Opening museumseizoen OTMMZ 2024
Op 11 mei was de jaarlijkse
opening van het museum met een officieel tintje. Het museum was echter op
4 mei al voor de eerste dag open voor bezoekers.
Om half tien werd er verzameld voor de koffie en bolus. Ook gedeputeerde Harry
van der Maas die de officiële opening zou verrichten was al aanwezig.
Hij werd niet door de voorzitter rondgeleid en geïnformeerd omdat deze
op vakantie was. Twee bestuursleden namen deze taak op zich. Na de koffie
en cake werden de leden en Harry van der Maas welkom geheten en volgde een
toespraak van Ko Brasser en de gedeputeerde. Het was daarna tijd voor het
steken van de eerste ring. Van der Maas is ook afkomstig uit het boeren leven,
dus trekker rijden had geen geheimen, maar ringsteken op een oude Lanz is
best lastig dus kreeg hij net als bij zijn werk voor de provincie een eigen
chauffeur. Hij deed het prima, en hierna kon de wedstrijd beginnen en alle
bezoekers konden naar hartenlust genieten van alles wat er te zien was. En
dat was veel. Houtsnijwerk in de vorm van Zeeuwse knopen en poppetjes, maar
ook het snijden van Zeeuwse Paeremessen. Het "Meccano Gilde Nederland".
Rinus Hoogesteger met zijn modellen. Zijn zelfbouw trekker stond een hele
dag te draaien op een beetje spiritus. Een opengewerkt model van een dorsmachine
en een Claeys M103 werd door hem gedemonstreerd. Babbelaars bakken. Vitrines
met schaalmodellen, houtsnijwerk, een vitrine gewijd aan ploegen en ploegwedstrijden.
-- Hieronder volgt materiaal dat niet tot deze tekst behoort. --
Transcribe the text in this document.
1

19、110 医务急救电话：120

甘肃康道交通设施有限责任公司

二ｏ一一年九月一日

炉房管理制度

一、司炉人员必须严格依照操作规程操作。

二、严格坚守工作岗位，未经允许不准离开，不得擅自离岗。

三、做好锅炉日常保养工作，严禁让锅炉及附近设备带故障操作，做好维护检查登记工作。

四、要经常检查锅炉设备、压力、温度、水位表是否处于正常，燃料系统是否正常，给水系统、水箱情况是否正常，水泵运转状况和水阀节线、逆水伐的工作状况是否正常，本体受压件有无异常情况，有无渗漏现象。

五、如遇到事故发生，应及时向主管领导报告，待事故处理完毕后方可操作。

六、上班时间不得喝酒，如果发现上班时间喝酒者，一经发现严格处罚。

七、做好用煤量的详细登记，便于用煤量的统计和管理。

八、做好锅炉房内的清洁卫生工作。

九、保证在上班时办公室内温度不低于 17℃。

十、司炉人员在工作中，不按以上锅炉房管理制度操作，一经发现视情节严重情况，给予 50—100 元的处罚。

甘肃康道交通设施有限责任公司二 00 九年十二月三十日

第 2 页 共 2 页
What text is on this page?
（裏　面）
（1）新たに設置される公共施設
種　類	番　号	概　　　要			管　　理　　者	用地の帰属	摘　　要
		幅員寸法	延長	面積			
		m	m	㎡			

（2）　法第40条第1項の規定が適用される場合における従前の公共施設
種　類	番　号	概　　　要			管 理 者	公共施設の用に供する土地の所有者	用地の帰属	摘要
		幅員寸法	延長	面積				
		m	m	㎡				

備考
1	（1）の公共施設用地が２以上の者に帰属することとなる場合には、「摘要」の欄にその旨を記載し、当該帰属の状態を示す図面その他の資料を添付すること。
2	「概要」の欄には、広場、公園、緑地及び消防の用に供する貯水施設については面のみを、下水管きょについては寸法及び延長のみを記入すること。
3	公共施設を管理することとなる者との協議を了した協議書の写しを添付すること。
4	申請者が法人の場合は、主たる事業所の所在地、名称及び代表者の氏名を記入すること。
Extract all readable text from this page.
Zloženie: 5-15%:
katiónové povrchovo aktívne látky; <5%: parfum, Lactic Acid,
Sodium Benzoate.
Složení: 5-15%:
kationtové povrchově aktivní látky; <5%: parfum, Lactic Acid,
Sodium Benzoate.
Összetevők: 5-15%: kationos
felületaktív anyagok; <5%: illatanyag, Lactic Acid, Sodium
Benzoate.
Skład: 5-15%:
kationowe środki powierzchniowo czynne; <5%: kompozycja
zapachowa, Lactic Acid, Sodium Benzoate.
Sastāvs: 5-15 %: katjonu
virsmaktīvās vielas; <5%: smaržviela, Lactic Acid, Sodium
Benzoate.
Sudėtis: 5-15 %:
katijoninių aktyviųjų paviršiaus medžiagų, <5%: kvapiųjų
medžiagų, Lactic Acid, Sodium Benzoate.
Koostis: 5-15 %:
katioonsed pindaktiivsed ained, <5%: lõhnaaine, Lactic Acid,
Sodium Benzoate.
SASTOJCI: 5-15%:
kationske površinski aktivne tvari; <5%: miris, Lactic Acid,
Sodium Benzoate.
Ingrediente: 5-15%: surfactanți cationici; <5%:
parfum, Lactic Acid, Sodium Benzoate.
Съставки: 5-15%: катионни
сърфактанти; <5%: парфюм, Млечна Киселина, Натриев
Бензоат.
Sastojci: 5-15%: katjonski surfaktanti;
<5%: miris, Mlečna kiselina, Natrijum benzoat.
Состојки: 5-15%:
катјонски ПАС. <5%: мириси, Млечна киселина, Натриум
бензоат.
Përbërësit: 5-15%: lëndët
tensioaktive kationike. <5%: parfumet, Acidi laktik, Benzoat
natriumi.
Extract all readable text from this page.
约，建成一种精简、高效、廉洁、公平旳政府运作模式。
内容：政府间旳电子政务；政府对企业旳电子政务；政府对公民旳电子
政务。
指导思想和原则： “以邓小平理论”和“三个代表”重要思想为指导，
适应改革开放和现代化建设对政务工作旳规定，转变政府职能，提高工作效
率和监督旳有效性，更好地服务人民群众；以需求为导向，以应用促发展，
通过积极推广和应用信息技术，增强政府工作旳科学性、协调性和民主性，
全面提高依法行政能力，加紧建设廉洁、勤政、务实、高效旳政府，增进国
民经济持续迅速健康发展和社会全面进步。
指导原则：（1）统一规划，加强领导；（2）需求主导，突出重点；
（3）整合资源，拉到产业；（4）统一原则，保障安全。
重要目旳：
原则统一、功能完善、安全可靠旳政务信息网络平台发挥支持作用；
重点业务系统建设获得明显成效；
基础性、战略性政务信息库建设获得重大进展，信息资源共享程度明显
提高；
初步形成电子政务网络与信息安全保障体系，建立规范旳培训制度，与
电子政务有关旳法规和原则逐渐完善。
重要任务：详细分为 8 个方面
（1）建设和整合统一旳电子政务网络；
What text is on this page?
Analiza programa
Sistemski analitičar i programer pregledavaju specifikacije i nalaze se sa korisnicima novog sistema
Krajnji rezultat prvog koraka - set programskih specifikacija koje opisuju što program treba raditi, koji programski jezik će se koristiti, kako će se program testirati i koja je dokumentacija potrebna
De klederdracht poppen. Overal staan en hangen uitvergrote foto's van Zeeuwse
landschappen of plekjes, die te koop zijn. Op de zolder staat een selectie
oude fietsen uit een privé museum. Oude landbouw werktuigen hangen
aan de muren. En natuurlijk de oude trekkers.
Kortom een bezoeker
komt ogen te kort.
Dit jaar is de tentoonstelling geheel gewijd aan verdwenen merken. Na de uitvinding
van de brandstofmotor kon deze na diverse ontwikkelingen toegepast worden
in de landbouw. Veel bestaande fabrieken maar ook heel veel nieuwe gingen
over op het maken van tractoren. Er waren honderden merken wereldwijd. Maar
vele sneuvelden door te slechte producten, te hoge kosten of andere factoren.
Voor de tweede wereldoorlog zijn er al weer veel verdwenen. Ook in Europa.
Zelfs Nederland had een eigen trekkermerk. De Brons trekker. Met een 1 cilinder
gloeikop motor. Op een bepaald moment ontstond er een soort verzadiging van
de markt en alleen de merken die zich goed ontwikkelden konden blijven bestaan.
Alle in het museum staande trekkers zijn van merken die niet meer bestaan.
Buiten stond een prachtig voorbeeld van een merk dat kort heeft bestaan en
daardoor onbekend is. Een Ruhrstahl werktuigdrager. Gebouwd vanaf 1951 met
ongeveer 500 stuk totaal. Veel merknamen zijn de naam van de oprichter. Sommige
namen zijn genoemd naar een gebied. Anderen hebben een bijzondere naam zoals
de Engelse Turner-Yeoman. Dit betekend, de vrije boer.
Zoals gebruikelijk werd ook het clubkampioenschap ringsteken gehouden.
Dit jaar echter op een wat alternatieve manier. De vele regen in de week er
voor zorgde er voor dat het veld nogal drassig was. Besloten werd om alle
auto's op het terrein te weren zodat het beschikbaar was voor de tractoren
en op het verharde gedeelte werd dan de wedstrijd gehouden. Omdat dit klein
was moest de groep in drieën gesplitst worden en werd er twee ronden
gereden waarna de volgende groep acte de present kon geven. In de middag volgde
nog twee toerbeurten Het werkte prima.
Na het kampen werd de uiteindelijke stand opgemaakt. Derde werd Bernard Haver
op een MF35 met 220 punten. Tweede werd Johan Mieras op een John Deere1020
met 320 punten op een Lanz. Peter Driesprong werd eerste op een McCormick
D439 met 310 punten. De wisselbeker staat nu voor een jaar bij Peter.